At that, she groaned. “And that’s not an awkward thing,” she said. “Generally ex-husbands are off topic for colleagues.”

“I don’t want to ask you about him as your husband,” he said readily. “Just – as a team. I mean, the ODS.”

She lifted her eyebrows.

Rick sighed, trying to stop his fumbling. “I’ve been with the ODS for a while now,” he said. “And I don’t know. I can’t figure them out.”

She snorted. “Welcome to the club,” she said. “I was married to Michael and I still can’t figure them out half the time.”

“It’s just, like, I know I’m part of the team,” he said. “I know they trust me to get the job done, but they don’t totally trust me with everything. They’re always holding back.”

“They’re a secretive bunch,” Fay admitted. “That was always part of the problem. He told them more than he told me. They were their own little circle of trust.”

“But that’s the thing,” Rick said. “I’m not quite in the circle either. Or maybe I’m inside it and they’re around me, so I never know completely what’s going on.”

“Well, they take time,” she said. “It’s been just the three of them for three years now.”

“So there was a fourth member?” Rick pressed. “Before me?”

Fay’s eyes skittered away and her jaw worked for a moment. “Yeah,” she said, trying to sound casual.

“Did they leave?”

Gathering a breath, Fay made a face. “It’s a long story,” she said.

“Well, I’m all ears,” he said.

Her smile turned a little sad. “I don’t think it’s really my story to tell,” she said.

“Wait, so you’re keeping secrets, too, now?” he asked.

“Hey, I told you on day one,” she said. “We all keep secrets in here. There can’t be any recrimination for that.”

Rick was starting to feel desperate. “I just can’t figure them out,” he said. “Are they as good as they seem? What are they holding back? Why won’t they trust me?”

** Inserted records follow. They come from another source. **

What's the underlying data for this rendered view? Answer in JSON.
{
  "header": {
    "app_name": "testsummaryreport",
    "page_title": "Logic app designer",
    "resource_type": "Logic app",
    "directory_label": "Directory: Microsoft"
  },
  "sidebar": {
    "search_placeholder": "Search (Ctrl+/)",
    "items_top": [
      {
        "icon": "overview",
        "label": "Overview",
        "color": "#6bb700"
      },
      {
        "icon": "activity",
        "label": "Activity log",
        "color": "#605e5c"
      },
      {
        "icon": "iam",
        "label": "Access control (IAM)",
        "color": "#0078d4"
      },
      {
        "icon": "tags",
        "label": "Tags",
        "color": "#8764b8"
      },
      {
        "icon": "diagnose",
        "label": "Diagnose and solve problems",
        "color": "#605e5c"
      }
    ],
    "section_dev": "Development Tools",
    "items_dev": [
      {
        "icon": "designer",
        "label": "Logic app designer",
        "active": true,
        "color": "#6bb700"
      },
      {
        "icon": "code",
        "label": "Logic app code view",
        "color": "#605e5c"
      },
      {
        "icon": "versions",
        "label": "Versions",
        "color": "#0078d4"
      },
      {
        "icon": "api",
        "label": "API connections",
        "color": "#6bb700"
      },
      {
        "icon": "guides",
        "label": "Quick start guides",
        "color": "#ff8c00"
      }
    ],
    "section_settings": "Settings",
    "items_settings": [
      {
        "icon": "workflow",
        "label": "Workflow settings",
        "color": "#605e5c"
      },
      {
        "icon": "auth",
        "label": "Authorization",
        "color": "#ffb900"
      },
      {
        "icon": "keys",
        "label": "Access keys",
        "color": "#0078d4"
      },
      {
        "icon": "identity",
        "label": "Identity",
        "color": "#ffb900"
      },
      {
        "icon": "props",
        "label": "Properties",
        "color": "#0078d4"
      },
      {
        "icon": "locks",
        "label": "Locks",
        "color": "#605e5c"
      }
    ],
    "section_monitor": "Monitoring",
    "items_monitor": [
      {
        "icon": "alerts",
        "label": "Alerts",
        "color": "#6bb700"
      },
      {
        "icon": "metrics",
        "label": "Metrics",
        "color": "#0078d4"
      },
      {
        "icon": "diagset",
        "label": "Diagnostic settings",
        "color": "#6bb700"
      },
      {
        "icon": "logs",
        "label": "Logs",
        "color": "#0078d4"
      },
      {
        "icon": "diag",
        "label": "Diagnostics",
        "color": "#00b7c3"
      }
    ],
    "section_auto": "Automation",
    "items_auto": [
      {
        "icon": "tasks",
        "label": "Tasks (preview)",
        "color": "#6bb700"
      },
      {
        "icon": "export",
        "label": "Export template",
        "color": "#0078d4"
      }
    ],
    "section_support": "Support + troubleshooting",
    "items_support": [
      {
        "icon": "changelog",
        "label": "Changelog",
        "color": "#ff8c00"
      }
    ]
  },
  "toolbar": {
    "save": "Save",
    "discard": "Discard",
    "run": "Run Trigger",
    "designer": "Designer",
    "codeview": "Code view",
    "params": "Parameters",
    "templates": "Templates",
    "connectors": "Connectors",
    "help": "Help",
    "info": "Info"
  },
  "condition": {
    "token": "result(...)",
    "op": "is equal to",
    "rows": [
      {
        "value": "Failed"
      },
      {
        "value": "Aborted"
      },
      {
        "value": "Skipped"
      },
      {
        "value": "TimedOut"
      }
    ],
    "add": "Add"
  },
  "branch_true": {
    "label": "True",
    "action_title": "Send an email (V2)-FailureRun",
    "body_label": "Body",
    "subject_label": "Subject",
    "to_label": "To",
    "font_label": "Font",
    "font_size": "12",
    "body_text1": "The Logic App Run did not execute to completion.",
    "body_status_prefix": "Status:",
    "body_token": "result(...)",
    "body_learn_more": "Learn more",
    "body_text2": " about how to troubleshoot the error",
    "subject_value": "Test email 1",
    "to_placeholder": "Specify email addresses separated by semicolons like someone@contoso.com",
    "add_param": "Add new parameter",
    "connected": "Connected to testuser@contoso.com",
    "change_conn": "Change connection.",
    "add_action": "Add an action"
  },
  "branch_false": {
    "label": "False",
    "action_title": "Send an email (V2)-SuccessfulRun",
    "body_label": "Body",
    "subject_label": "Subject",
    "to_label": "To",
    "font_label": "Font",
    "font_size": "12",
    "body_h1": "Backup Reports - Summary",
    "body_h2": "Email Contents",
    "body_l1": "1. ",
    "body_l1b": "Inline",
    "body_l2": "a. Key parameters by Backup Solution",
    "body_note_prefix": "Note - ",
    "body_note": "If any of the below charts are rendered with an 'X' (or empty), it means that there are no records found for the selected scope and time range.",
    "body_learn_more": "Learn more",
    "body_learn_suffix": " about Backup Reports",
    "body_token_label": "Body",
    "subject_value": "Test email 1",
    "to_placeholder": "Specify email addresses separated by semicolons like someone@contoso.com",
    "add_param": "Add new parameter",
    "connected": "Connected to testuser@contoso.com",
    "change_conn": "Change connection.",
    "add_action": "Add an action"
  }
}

She sighed and was quiet for a long moment. “The ODS is… complicated,” she said. “They are the best, but they’re not as good as they once were. A lot has changed, most of it not for the better.”

“That’s it?” Rick asked. “That’s all you can tell me?”

Her expression softened. “I can also tell you that they accept you more than you think,” she said.

Rick was dubious.

“If they didn’t want you here, you wouldn’t still be here,” she said. “But they’re better with you. They won’t admit it, but they need you.”

Back in the office, none of them looked up when he entered. He settled back in his desk, watching them. They didn’t look like they needed him.

But they certainly needed something.


When an operative was compromised in China, Casey organized the mission and had the ODS flying out before Rick even had a chance to ask why.

Then he met Linda.

Casey glared at her. “I see you’re still stupid enough to sleep with your operatives.”

She didn’t back down but smirked at him instead. “What, you thought you were the only one?” she asked coyly. Then she looked at the rest of the ODS. “But you should know me well enough that I’m not into groups.”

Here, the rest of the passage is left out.